Mais quand il s’agit de la LIM, Océane Goigoux est partante pour tout. Sauf pour les soirées spéciales, comme les matchs de maîtres. « Ma limite, ma peur, elle est là. Ces matchs demandent des connaissances, une maîtrise et une aisance particulières, alors je préfère être spectatrice. J’apprends aussi beaucoup en observant. »

Facteur d’intégration

Malgré les petites incompréhensions de langage passagères, Océane Goigoux est formelle : la LIM a  grandement participé à son intégration à la communauté franco-manitobaine.

« La LIM, c’est vraiment un rendez-vous communautaire et une grande fierté pour les Franco-Manitobains, et tout le monde est bienvenu pour porter cette fierté avec eux. Alors c’est le lieu idéal pour créer des liens sincères avec les gens, tisser sa toile dans la communauté. »

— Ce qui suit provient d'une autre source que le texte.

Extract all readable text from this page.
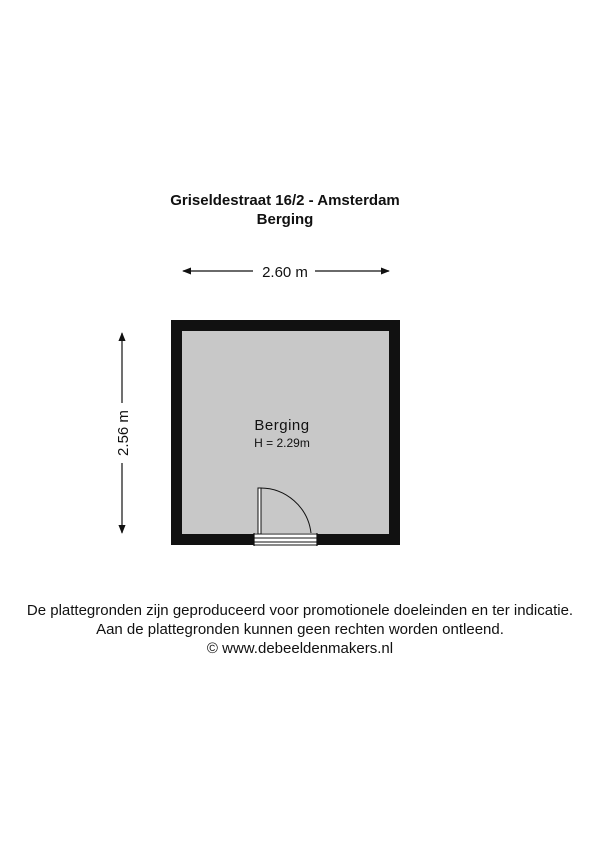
Griseldestraat 16/2 - Amsterdam
Berging
2.60 m
2.56 m	Berging
H = 2.29m
De plattegronden zijn geproduceerd voor promotionele doeleinden en ter indicatie.
Aan de plattegronden kunnen geen rechten worden ontleend.
© www.debeeldenmakers.nl
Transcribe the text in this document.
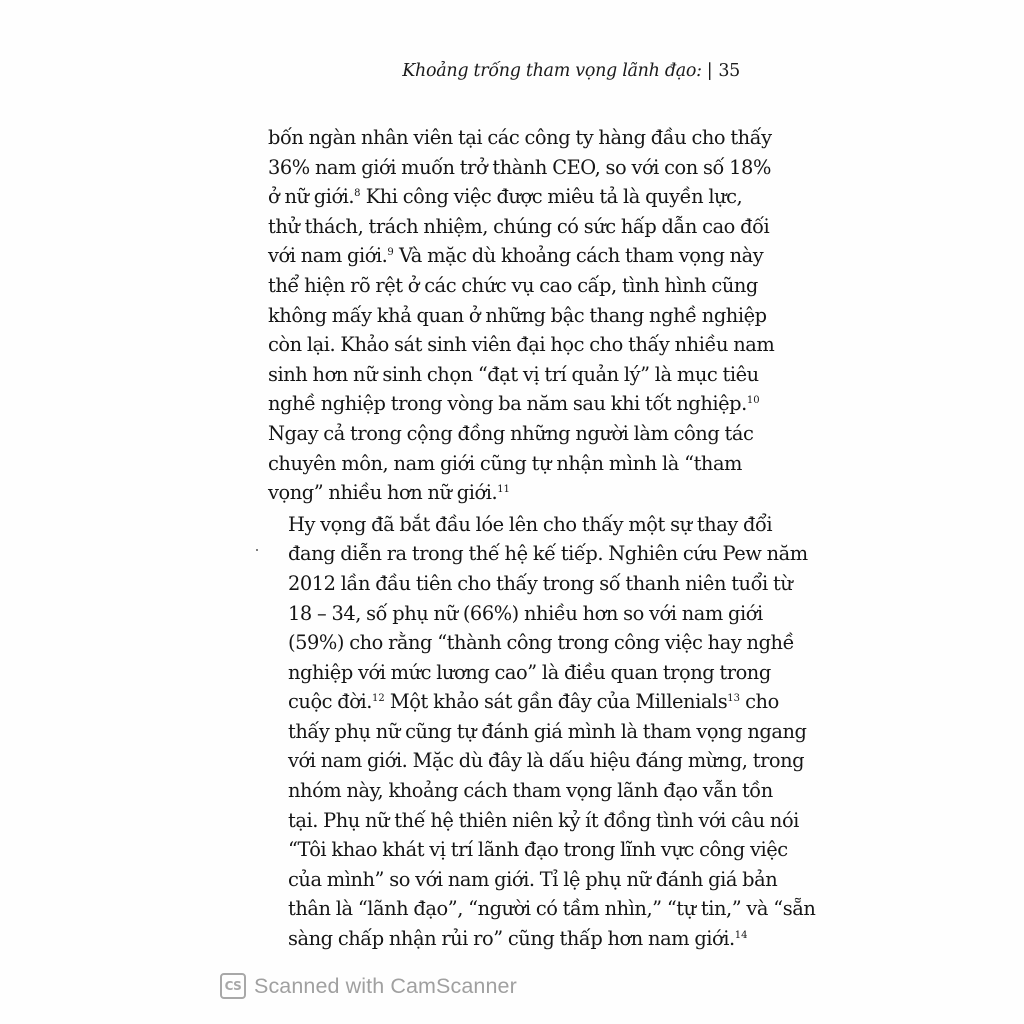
Khoảng trống tham vọng lãnh đạo: | 35

bốn ngàn nhân viên tại các công ty hàng đầu cho thấy
36% nam giới muốn trở thành CEO, so với con số 18%
ở nữ giới.$^8$ Khi công việc được miêu tả là quyền lực,
thử thách, trách nhiệm, chúng có sức hấp dẫn cao đối
với nam giới.$^9$ Và mặc dù khoảng cách tham vọng này
thể hiện rõ rệt ở các chức vụ cao cấp, tình hình cũng
không mấy khả quan ở những bậc thang nghề nghiệp
còn lại. Khảo sát sinh viên đại học cho thấy nhiều nam
sinh hơn nữ sinh chọn “đạt vị trí quản lý” là mục tiêu
nghề nghiệp trong vòng ba năm sau khi tốt nghiệp.$^{10}$
Ngay cả trong cộng đồng những người làm công tác
chuyên môn, nam giới cũng tự nhận mình là “tham
vọng” nhiều hơn nữ giới.$^{11}$

Hy vọng đã bắt đầu lóe lên cho thấy một sự thay đổi
đang diễn ra trong thế hệ kế tiếp. Nghiên cứu Pew năm
2012 lần đầu tiên cho thấy trong số thanh niên tuổi từ
18 – 34, số phụ nữ (66%) nhiều hơn so với nam giới
(59%) cho rằng “thành công trong công việc hay nghề
nghiệp với mức lương cao” là điều quan trọng trong
cuộc đời.$^{12}$ Một khảo sát gần đây của Millenials$^{13}$ cho
thấy phụ nữ cũng tự đánh giá mình là tham vọng ngang
với nam giới. Mặc dù đây là dấu hiệu đáng mừng, trong
nhóm này, khoảng cách tham vọng lãnh đạo vẫn tồn
tại. Phụ nữ thế hệ thiên niên kỷ ít đồng tình với câu nói
“Tôi khao khát vị trí lãnh đạo trong lĩnh vực công việc
của mình” so với nam giới. Tỉ lệ phụ nữ đánh giá bản
thân là “lãnh đạo”, “người có tầm nhìn,” “tự tin,” và “sẵn
sàng chấp nhận rủi ro” cũng thấp hơn nam giới.$^{14}$

CS Scanned with CamScanner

C’est d’ailleurs grâce à la LIM qu’elle a pu participer au 40e Parlement jeunesse franco-manitobain (PJFM), du 2 au 4 février dernier.

Elle explique : « L’un des membres de mon équipe des Rouges, Sébastien Fréchette, était l’un des organisateurs du PJFM cette année. C’est lui qui m’a proposé de participer, même si je ne viens pas d’ici, parce que je suis dans la bonne tranche d’âge et francophone. Si on ne se connaissait pas grâce à la LIM, il n’aurait certainement pas pensé à moi! »

Dans sa vie quotidienne aussi, la LIM aide Océane Goigoux. « Je ne pense pas à la LIM matin, midi et soir, mais faire de l’improvisation m’aide certainement à lâcher prise. Ça m’apprend à accepter que je ne peux pas tout maîtriser dans ma vie. Je me laisse porter plus facilement. »

La finale de la saison 2023-2024 de la LIM est prévue le 3  mai, après les deux demi-finales qui auront lieu les 12 et 19 avril.

(1) Le baccalauréat en France correspond au diplôme de fin de 12e année au Canada. Dès l’équivalent de la 11e année, les élèves français doivent choisir d’étudier plus en profondeur certaines matières, qui deviendront alors leur spécialité au baccalauréat.